「お、立海はえーじゃねーの」
「うん。遅れたら先方に失礼だしね。氷帝こそ早いじゃないか」
「それこそ面目ねえからな」


俺達は幸村部長に連れられドラマの顔合わせに来ていた。TV局の大きな会議室の一つに通され出された烏龍茶を飲みながら先輩達と【復讐のサジェスト】について色々話していた。顔合わせが始まるまで後、30分の時に氷帝が来た。一番最初に入ってきたのはやっぱり跡部さんで、跡部さんはそのまま不敵に微笑んだ。すると、幸村部長が笑って話しかけに行った。先方って、誰のことを言ってるんだろ。TV局か?そう思っていると氷帝の芥川さんが丸井先輩に抱きついてきた。…あれ、いつも思うけど、タックルだよな…。

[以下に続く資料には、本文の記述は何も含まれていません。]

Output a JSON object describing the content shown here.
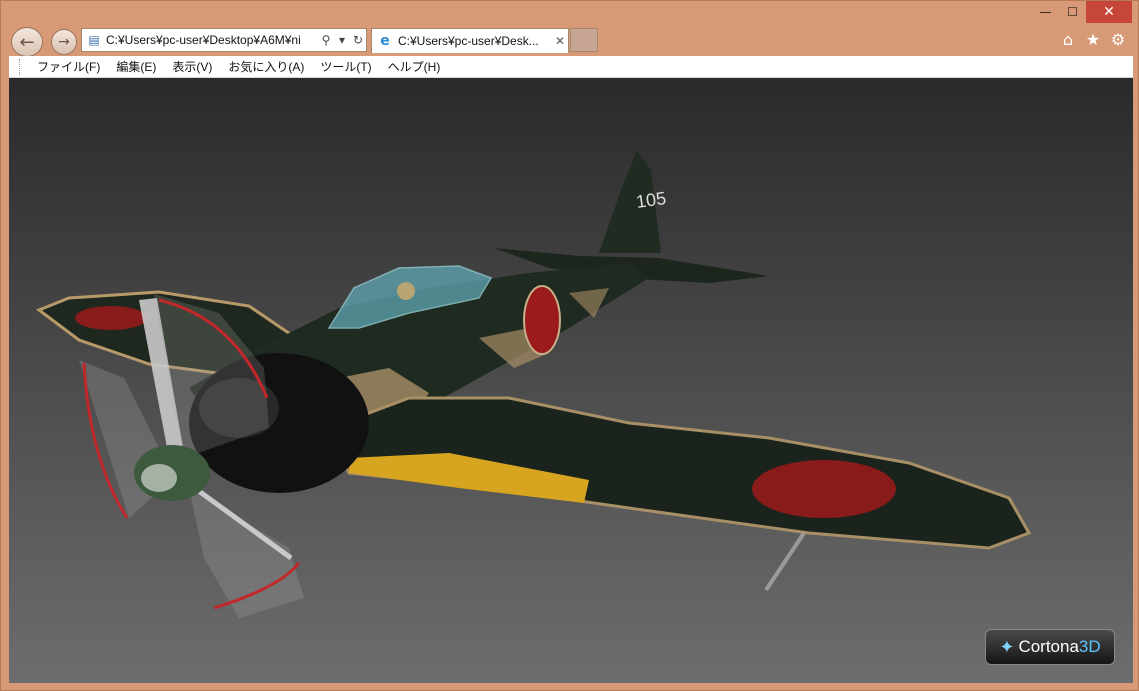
{
  "window": {
    "caption": {
      "minimize": "—",
      "maximize": "☐",
      "close": "✕"
    }
  },
  "nav": {
    "back_icon": "arrow-left-icon",
    "forward_icon": "arrow-right-icon",
    "address": "C:¥Users¥pc-user¥Desktop¥A6M¥ni",
    "tab_title": "C:¥Users¥pc-user¥Desk...",
    "right_icons": [
      "home-icon",
      "star-icon",
      "gear-icon"
    ]
  },
  "menu": {
    "items": [
      "ファイル(F)",
      "編集(E)",
      "表示(V)",
      "お気に入り(A)",
      "ツール(T)",
      "ヘルプ(H)"
    ]
  },
  "viewer": {
    "tail_number": "105",
    "logo_main": "Cortona",
    "logo_suffix": "3D"
  },
  "colors": {
    "frame": "#d89a76",
    "close": "#c7463a",
    "airframe": "#1f2a20",
    "hinomaru": "#9b1b1b",
    "wing_stripe": "#d7a51f"
  }
}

俺達と氷帝が一応学校ごとにまとまって席に座って話をしていると、次に入ってきたのは四天宝寺の3人だった。白石さんに忍足さん、財前。一通りの挨拶を済ませると、その3人も席に座った。

そして、顔合わせまであと10分のとき、青学が来た。


「遅れてすまない」
「まだ大丈夫だと思うよ。10分前だしね」


入って早々謝った手塚さんに幸村部長は微笑んだ。真田副部長も隣で頷いてる。


「まだ、ほんまのメインキャストの人も着いてないんやし、気にせんでええやろ」


白石さんも、台本を片手に言う。手塚さんは青学の奴らに指示を出しながら言った。なんでも、マネージャーの夏目綾香は違う仕事が入って調整が無理でそっちに行ってるらしい。…まあ、あんま好きじゃねえ奴だからいいけど。


「メインキャストの人達はまだ来ていないのか?」
「そうだ。…まあ、まだ顔合わせまであと10分近くあるから大丈夫だろう」


柳さんは腕時計を見ながら言った。
そうだ、まだメインキャストの奴ら来てねえじゃん。


「そういや、メインキャストやる人達って聞かない名前っすね」
「そうだなー。つーか新人なんじゃね?」


まあ、演技で言ったら私達も素人で新人ですがね、と柳生先輩は眼鏡を押し上げながら言った。柳生先輩ってそういやいつも正論だ…すげえ。


「景ちゃん、電話きてへんの?」


すると、氷帝の忍足さんが跡部さんに振った。え、なに?跡部さん知ってんの?


「そういえば、跡部さんのとこに電話するって言ってたよね」


そう言ったのは、越前だ。


「え、おチビ、知ってんの?」


菊丸さんが聞くと越前は意味深な笑みをして、どうでしょうね、とだけ言った。すると仁王先輩が口を開いた。


「…そういや、何人来るんじゃ?」
「そうですね…たぶんマフィア役のこの方達ぐらいではありませんか?」
「ふーん…」


柳生先輩がそう台本を仁王先輩に見せながら言うと、仁王先輩は台本を覗き込みながらそう楽しそうに笑った。そうこうしているうちに、跡部さんが電話をしていた様で、携帯を閉じながら元の席-氷帝の忍足さんと幸村部長の間の席-に座った。さっきまで個人で話していた全員がそっちを向いた。
「どうやった?」


忍足さんが聞くと、跡部さんは、たった今TV局に入ったらしい、と返した。じゃあ、もうすぐ入ってくるだろうか。そう思っていると、


「…あ、忘れてた」
「…精市?どうかしたのか?」
「真田、椅子がたぶん足りないんだ。隅に置いてあるのを並べるから、手伝ってくれるかい?」
「はいはーい!ぶちょー!俺やりっます!」


暇だったので、体を少しは動かそうと思い、立ち上がった。んじゃ俺もやりまーすっと同じように立ったのは桃城だ。幸村部長は、じゃあ10個お願いねと言った。10個ってことは10人は来るってことか。ていうか幸村部長に仁王先輩、跡部さんに氷帝の忍足さんに越前。なんでこの5人は来る人達を知ってんだろ。



すると、勢いよく、ばん!と扉が開いた。